Representing a function as a Poisson Integral.

Question

This is a question I came across in Ahlfors' book Complex Analysis. It is found on page 171 of the 3rd Edition, Exercise 2.

"Prove that a function $T(z)$ which is harmonic and bounded in the upper half plane [and] continuous on the real axis can be represented as a Poisson Integral."

How would I go about performing this proof?

From a previous exercise I can prove that if $U(\xi)$ is piecewise continuous and bounded for all $\xi \in \mathbb{R}$, then $$P_U(x,y) = \frac{1}{\pi}\int_{\mathbb{R}} \frac{y}{(x-\xi)^2 + y^2}U(\xi)~d\xi$$ is a Poisson integral (of $U$) in the upper half plane.

I also know that if $U$ is continuous at $\xi$ then $$\lim_{(x,y) \to (\xi,0)} P_U(x,y) = U(\xi).$$ This is a sort of extension of what Ahlfors calls the "Schwarz Theorem."

Ahlfors suggests that we use the fact that a harmonic function attains its maximum value on the boundary of the domain, then look at $G(z) = T-P_T-\varepsilon~\Im m(\sqrt{iz})$ for $\varepsilon >0$ and then let $\varepsilon \rightarrow 0$.

My main hang up is showing $G(z) \rightarrow -\infty$ as $y \rightarrow\infty$ and also that $G(z) \rightarrow 0$ as $|x| \rightarrow\infty$. If I can get this, I have it I believe.

Answer 1

Notice that $\sqrt{iz}$ maps the upper half plane into a wedge in the upper half plane bounded by $y = \pm x$. $G(z)$ is a harmonic function because all three components are.

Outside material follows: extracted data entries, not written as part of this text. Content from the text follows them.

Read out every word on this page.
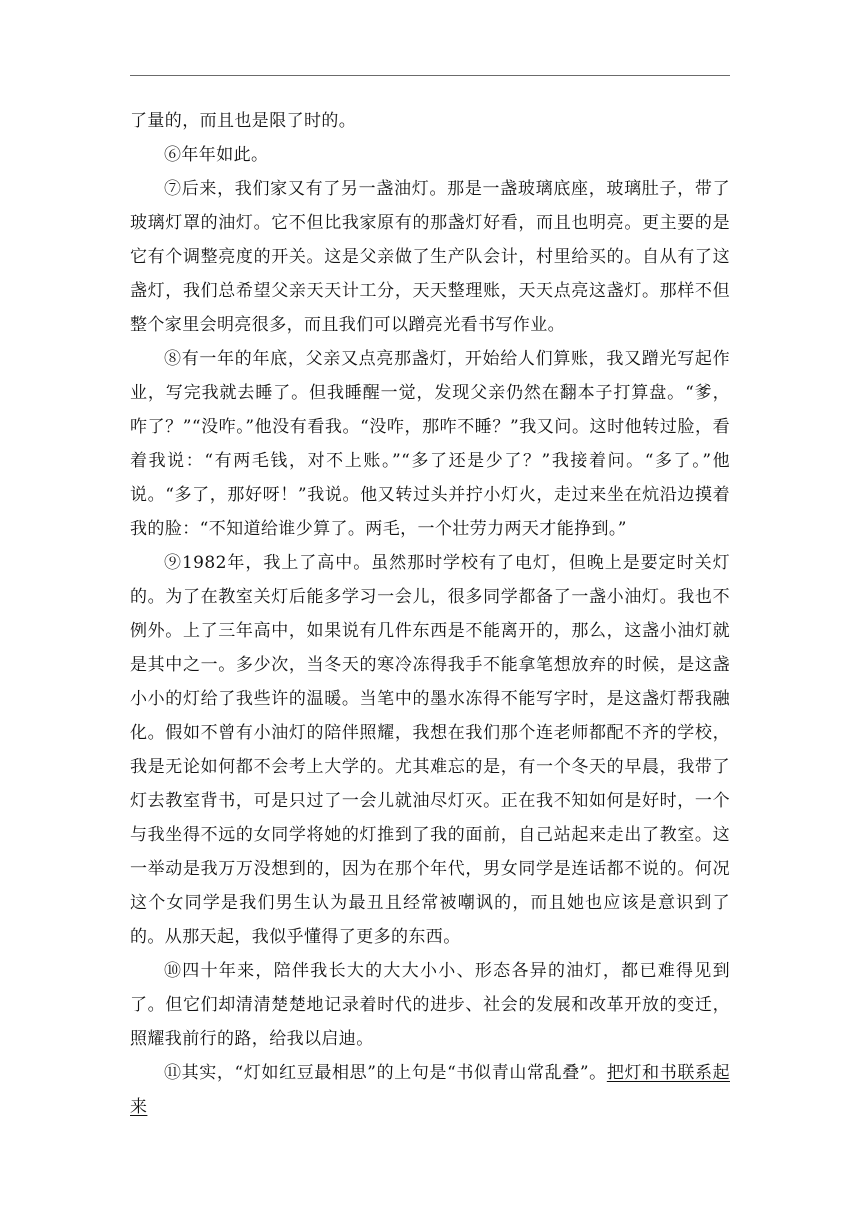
了量的，而且也是限了时的。

⑥年年如此。

⑦后来，我们家又有了另一盏油灯。那是一盏玻璃底座，玻璃肚子，带了玻璃灯罩的油灯。它不但比我家原有的那盏灯好看，而且也明亮。更主要的是它有个调整亮度的开关。这是父亲做了生产队会计，村里给买的。自从有了这盏灯，我们总希望父亲天天计工分，天天整理账，天天点亮这盏灯。那样不但整个家里会明亮很多，而且我们可以蹭亮光看书写作业。

⑧有一年的年底，父亲又点亮那盏灯，开始给人们算账，我又蹭光写起作业，写完我就去睡了。但我睡醒一觉，发现父亲仍然在翻本子打算盘。“爹，咋了？”“没咋。”他没有看我。“没咋，那咋不睡？”我又问。这时他转过脸，看着我说：“有两毛钱，对不上账。”“多了还是少了？”我接着问。“多了。”他说。“多了，那好呀！”我说。他又转过头并拧小灯火，走过来坐在炕沿边摸着我的脸：“不知道给谁少算了。两毛，一个壮劳力两天才能挣到。”

⑨1982年，我上了高中。虽然那时学校有了电灯，但晚上是要定时关灯的。为了在教室关灯后能多学习一会儿，很多同学都备了一盏小油灯。我也不例外。上了三年高中，如果说有几件东西是不能离开的，那么，这盏小油灯就是其中之一。多少次，当冬天的寒冷冻得我手不能拿笔想放弃的时候，是这盏小小的灯给了我些许的温暖。当笔中的墨水冻得不能写字时，是这盏灯帮我融化。假如不曾有小油灯的陪伴照耀，我想在我们那个连老师都配不齐的学校，我是无论如何都不会考上大学的。尤其难忘的是，有一个冬天的早晨，我带了灯去教室背书，可是只过了一会儿就油尽灯灭。正在我不知如何是好时，一个与我坐得不远的女同学将她的灯推到了我的面前，自己站起来走出了教室。这一举动是我万万没想到的，因为在那个年代，男女同学是连话都不说的。何况这个女同学是我们男生认为最丑且经常被嘲讽的，而且她也应该是意识到了的。从那天起，我似乎懂得了更多的东西。

⑩四十年来，陪伴我长大的大大小小、形态各异的油灯，都已难得见到了。但它们却清清楚楚地记录着时代的进步、社会的发展和改革开放的变迁，照耀我前行的路，给我以启迪。

⑪其实，“灯如红豆最相思”的上句是“书似青山常乱叠”。把灯和书联系起来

For any half disc bounded by the real axis and $|z| = R$ with $\operatorname{Im}z > 0$, we have $\epsilon \operatorname{Im}(\sqrt{iz}) \geq 0$ on its boundary. On the half circle in particular, we have $\epsilon \operatorname{Im}(\sqrt{iz}) \geq \epsilon \sqrt{R/2}$.

This means if we take $R$ big enough, we can guarantee that $G(z) \leq 0$ on the boundary, because

• On the half circle, both $U(z)$ and $P_U(z)$ are bounded, while $\epsilon \operatorname{Im}(\sqrt{iz}) \rightarrow \infty$ as $R\rightarrow\infty$.
• On the segment $|x| \leq R$, $U(z) - P_U(z) = 0$ and $\epsilon \operatorname{Im}(\sqrt{iz}) \geq 0$.

Now we can apply the maximum principle for harmonic functions, we have $G(z) \leq 0$ in the half disc, since $R$ can be arbitrarily large, $G(z) \leq 0$ in the closed upper half plane. Therefore $U(z) - P_U(z) \leq \epsilon \operatorname{Im}(\sqrt{iz})$. Since $\epsilon$ can be made arbitrarily small, we have $U(z) \leq P_U(z)$.

Swap $U(z)$ and $P_U(z)$ in the definition of $G(z)$, we have $U(z) \geq P_U(z)$.

Conclusion: $U(z) = P_U(z)$.